Leopold Harrewyn werd als eerste schepen aanvankelijk aangesteld als dienstdoend burgemeester. De relatie met de bezetter liep ook bij hem niet van een leien dakje. In september volgde hij 1944 het voorbeeld van zijn "baas" en weigerde een werkdetachement samen te stellen. Hij werd eveneens uit zijn functie ontheven waardoor de Duitse autoriteiten een vervanger dienen te zoeken.[138]

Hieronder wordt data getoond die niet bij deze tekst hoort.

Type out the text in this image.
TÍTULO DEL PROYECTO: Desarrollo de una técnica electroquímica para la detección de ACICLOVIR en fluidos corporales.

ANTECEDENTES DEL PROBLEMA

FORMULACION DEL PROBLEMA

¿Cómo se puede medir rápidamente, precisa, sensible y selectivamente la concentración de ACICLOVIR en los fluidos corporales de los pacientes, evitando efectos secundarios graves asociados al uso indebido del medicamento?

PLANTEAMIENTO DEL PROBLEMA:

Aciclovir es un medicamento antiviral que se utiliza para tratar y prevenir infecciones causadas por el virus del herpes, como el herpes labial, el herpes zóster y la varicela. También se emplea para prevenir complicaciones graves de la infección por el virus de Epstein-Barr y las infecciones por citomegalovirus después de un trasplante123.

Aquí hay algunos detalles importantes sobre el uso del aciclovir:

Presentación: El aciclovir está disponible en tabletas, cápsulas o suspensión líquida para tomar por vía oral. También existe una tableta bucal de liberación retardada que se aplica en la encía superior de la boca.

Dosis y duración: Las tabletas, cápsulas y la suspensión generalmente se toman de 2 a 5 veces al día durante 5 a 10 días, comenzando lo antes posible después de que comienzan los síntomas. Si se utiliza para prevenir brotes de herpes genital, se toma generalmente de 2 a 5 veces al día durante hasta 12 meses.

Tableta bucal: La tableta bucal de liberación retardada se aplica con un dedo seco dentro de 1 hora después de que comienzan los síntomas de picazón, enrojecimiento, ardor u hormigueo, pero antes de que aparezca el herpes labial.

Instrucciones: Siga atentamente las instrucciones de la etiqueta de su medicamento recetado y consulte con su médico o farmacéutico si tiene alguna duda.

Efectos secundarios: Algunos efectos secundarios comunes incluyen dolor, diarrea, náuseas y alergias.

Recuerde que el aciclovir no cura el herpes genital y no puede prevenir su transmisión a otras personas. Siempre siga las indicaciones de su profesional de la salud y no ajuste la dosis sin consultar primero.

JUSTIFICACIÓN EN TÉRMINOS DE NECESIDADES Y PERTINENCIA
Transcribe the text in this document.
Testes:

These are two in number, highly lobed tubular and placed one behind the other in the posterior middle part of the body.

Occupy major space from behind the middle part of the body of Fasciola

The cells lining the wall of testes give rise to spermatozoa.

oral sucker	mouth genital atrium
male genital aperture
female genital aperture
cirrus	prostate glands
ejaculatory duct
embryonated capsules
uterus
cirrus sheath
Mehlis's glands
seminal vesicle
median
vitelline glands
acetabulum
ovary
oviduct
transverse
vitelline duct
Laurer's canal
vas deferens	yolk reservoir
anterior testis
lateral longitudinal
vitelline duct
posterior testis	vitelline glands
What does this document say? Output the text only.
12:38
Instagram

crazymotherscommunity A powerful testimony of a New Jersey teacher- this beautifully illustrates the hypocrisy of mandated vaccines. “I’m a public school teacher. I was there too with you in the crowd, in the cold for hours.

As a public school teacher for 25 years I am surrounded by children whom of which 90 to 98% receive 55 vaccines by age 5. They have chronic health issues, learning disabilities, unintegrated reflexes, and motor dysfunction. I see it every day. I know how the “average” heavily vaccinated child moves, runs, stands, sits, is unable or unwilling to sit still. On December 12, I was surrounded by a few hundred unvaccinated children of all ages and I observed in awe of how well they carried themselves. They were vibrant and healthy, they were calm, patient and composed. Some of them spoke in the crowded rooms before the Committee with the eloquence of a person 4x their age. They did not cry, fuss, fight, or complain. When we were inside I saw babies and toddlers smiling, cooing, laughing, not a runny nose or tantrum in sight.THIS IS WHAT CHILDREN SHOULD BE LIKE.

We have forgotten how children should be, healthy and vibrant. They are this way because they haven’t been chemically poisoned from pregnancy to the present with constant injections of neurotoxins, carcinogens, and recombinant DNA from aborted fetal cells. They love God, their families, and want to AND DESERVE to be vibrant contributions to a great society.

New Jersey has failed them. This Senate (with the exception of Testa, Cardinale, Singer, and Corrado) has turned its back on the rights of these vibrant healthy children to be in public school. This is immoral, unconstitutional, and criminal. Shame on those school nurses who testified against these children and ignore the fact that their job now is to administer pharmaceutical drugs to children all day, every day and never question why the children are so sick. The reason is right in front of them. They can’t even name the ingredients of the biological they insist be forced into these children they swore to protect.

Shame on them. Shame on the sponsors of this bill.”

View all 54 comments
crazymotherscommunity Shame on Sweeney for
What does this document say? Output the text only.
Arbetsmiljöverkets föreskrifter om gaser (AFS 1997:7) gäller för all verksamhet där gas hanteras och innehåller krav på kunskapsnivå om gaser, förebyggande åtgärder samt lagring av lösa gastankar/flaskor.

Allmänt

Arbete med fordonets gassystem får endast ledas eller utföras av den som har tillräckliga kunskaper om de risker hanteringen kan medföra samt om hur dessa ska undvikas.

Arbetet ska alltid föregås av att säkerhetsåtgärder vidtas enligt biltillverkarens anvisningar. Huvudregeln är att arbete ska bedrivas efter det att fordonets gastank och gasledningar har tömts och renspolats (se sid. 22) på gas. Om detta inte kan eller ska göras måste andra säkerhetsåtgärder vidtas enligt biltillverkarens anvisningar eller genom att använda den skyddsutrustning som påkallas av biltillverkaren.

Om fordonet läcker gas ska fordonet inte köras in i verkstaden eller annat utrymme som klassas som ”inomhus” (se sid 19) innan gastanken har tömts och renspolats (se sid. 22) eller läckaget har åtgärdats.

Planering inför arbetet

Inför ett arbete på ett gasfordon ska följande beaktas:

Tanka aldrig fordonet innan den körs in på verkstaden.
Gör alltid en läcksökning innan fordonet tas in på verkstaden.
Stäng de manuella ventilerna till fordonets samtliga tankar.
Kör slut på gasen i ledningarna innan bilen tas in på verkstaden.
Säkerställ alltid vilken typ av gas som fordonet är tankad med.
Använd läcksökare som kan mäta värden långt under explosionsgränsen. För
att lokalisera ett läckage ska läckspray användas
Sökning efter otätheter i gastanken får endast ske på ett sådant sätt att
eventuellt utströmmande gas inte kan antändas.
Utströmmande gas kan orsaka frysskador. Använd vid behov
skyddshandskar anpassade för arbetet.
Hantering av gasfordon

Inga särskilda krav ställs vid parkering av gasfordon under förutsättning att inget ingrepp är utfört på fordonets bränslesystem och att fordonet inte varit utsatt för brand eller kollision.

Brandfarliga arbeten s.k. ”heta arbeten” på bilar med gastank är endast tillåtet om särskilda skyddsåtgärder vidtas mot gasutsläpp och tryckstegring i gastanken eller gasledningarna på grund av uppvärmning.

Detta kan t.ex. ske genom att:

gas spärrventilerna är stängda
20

Die werd gevonden in de persoon van schepen Willy Pöpsel, die na de dood van schepen Albert Ducheyne in 1943 de vrijgekomen stoel in het Schepencollege kwam opvullen. Pöpsel was een V.N.V.[139] – er, die nota bene niet echt happig was om zijn ambt te aanvaarden. Niettemin werd hij, onder druk van de Duitse autoriteiten, burgervader voor de enkele dagen die nog restten voor de bevrijding.

 

In Moerbeke heeft nooit een echte “zuivering” plaats gevonden. De aanstelling van Pöpsel had veeleer te maken met de uitzonderlijke omstandigheden. Van een machtsgreep van de V.N.V. was er allerminst sprake. Pöpsel was door de arrondissementscommissaris aangesteld en droeg zeker niet de voorkeur van Lippens. De benoeming tot schepen duurde acht maanden en zijn ambt als burgemeester oefende hij slechts enkele dagen uit. De invloed van de V.N.V. op het dagelijkse bestuur was heel klein en de continuïteit binnen het Schepencollege werd niet echt onderbroken.

 

4.2.3. Collaboratie in de gemeente

 

Het beeld dat we van Willy Pöpsel kregen, weerspiegelt zeker niet de rest van de V.N.V. binnen de gemeente. Pöpsel legde een grote terughoudendheid aan de dag en was in zekere zin loyaal met Jean Lippens door de burgemeesterstoel aanvankelijk te weigeren.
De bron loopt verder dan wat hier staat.